To start the analyses, the user needs to upload a text file with gene/protein identifiers and select an organism. After data submission, a link is provided to the ‘Main Result page’. As soon as computations are finished, the results will be available there. The user can either bookmark this page and return to it in 2–3 h or periodically refresh it. The submitted gene/protein Ids are automatically mapped to the ‘Entrez Gene’ ids. Gene Id mapping is an inherently difficult problem. To escape errors in results related to mapping issues, we recommend submitting ‘Entrez Gene’ identifiers. We also suggest several resources (6,24,25), which primarily concentrated to solve Gene Id mapping problem. The mapping report is provided first. If the number of recognized gene/protein ids is less than 10 then the user will get an error message. Next, the table with a short description of the tools available for the submission is provided. Each line of the table corresponds to one tool.
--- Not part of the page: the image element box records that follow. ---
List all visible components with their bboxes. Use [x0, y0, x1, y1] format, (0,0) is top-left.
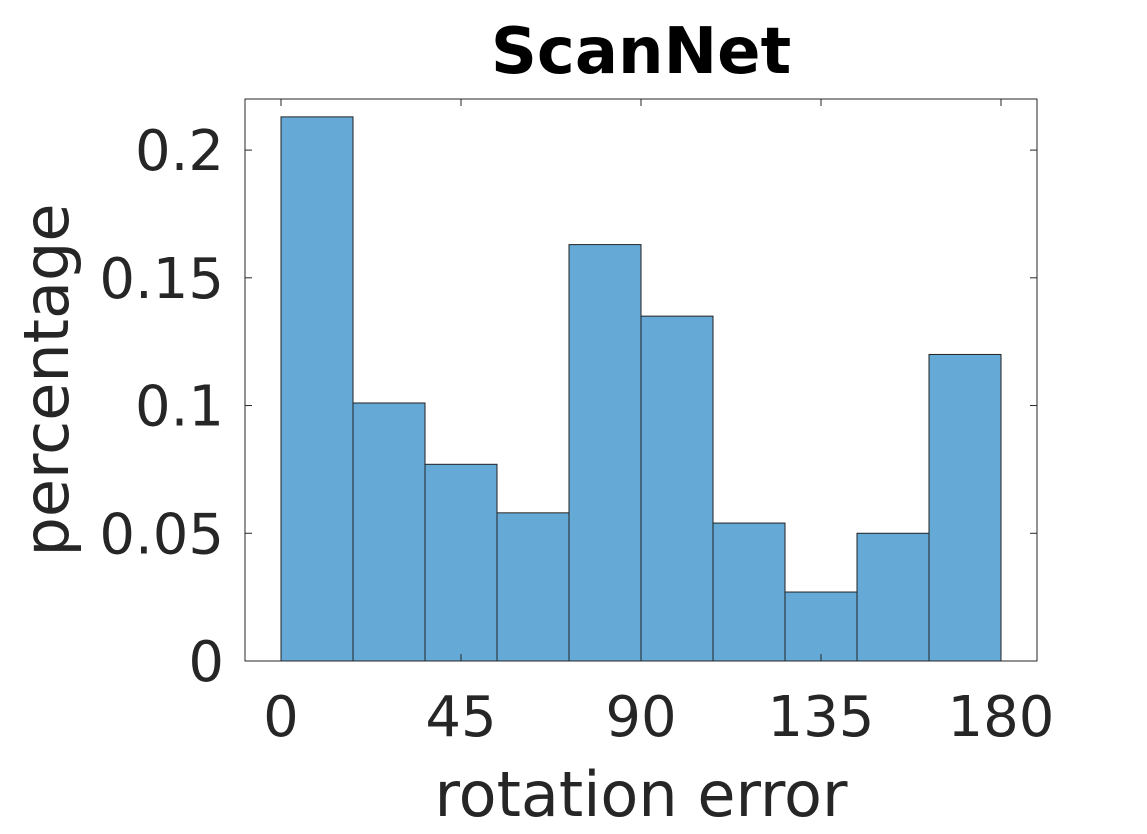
x-tick-label: 45 [425, 685, 496, 750]
y-tick-label: 0.15 [99, 247, 224, 312]
y-tick-label: 0.1 [135, 375, 224, 440]
x-axis-label: rotation error [435, 758, 848, 831]
histogram-bar [280, 116, 354, 662]
histogram-bar [352, 402, 426, 662]
histogram-bar [784, 591, 858, 662]
y-axis-label: percentage [10, 204, 83, 557]
x-tick-label: 180 [948, 685, 1055, 750]
histogram-bar [424, 463, 498, 662]
chart-title: ScanNet [491, 15, 791, 89]
histogram-bar [496, 512, 570, 662]
ticks-group: 0 45 90 135 180 0 0.05 0.1 0.15 0.2 [99, 99, 1054, 750]
bars-group [280, 116, 1002, 662]
x-tick-label: 90 [605, 685, 676, 750]
x-tick-label: 135 [768, 685, 875, 750]
y-tick-label: 0.2 [135, 119, 224, 184]
histogram-bar [928, 353, 1002, 662]
histogram-bar [640, 315, 714, 662]
y-tick-label: 0.05 [99, 502, 224, 567]
x-tick-label: 0 [263, 685, 299, 750]
histogram-bar [568, 244, 642, 662]
y-tick-label: 0 [188, 630, 224, 695]
histogram-bar [856, 532, 930, 662]
histogram-bar [712, 522, 786, 662]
The first column of the table specifies the tool name, the second provides the status of the computations (or a link to the results of the tool, in the case the computations are finished). The third column provides a short summary of the tool: the statistical framework, the database of prior knowledge and the total number of gene covered/annotated in the database for the selected genome. After the computations are finished, the status ‘in progress’ is substituted with a link to the tool results (second column of the summary table). The structure of the output is the same for all ‘spider’ tools as well as for all ‘ProfCom’ tools. In the case of the ‘spider’ tools, the main output summarized in the table ‘Enriched sub-networks’, where the details of the best sub-network models (D1, D2, D3) inferred from the submitted gene list are provided. In the case of the ‘ProfCom’ tools, the user initially gets a short summary table which reports the top enriched complex classes of degree 0, 1, 2, 3. The last column in the table (‘full report’) provides links to the detailed reports of the ‘complex class’ of a given degree.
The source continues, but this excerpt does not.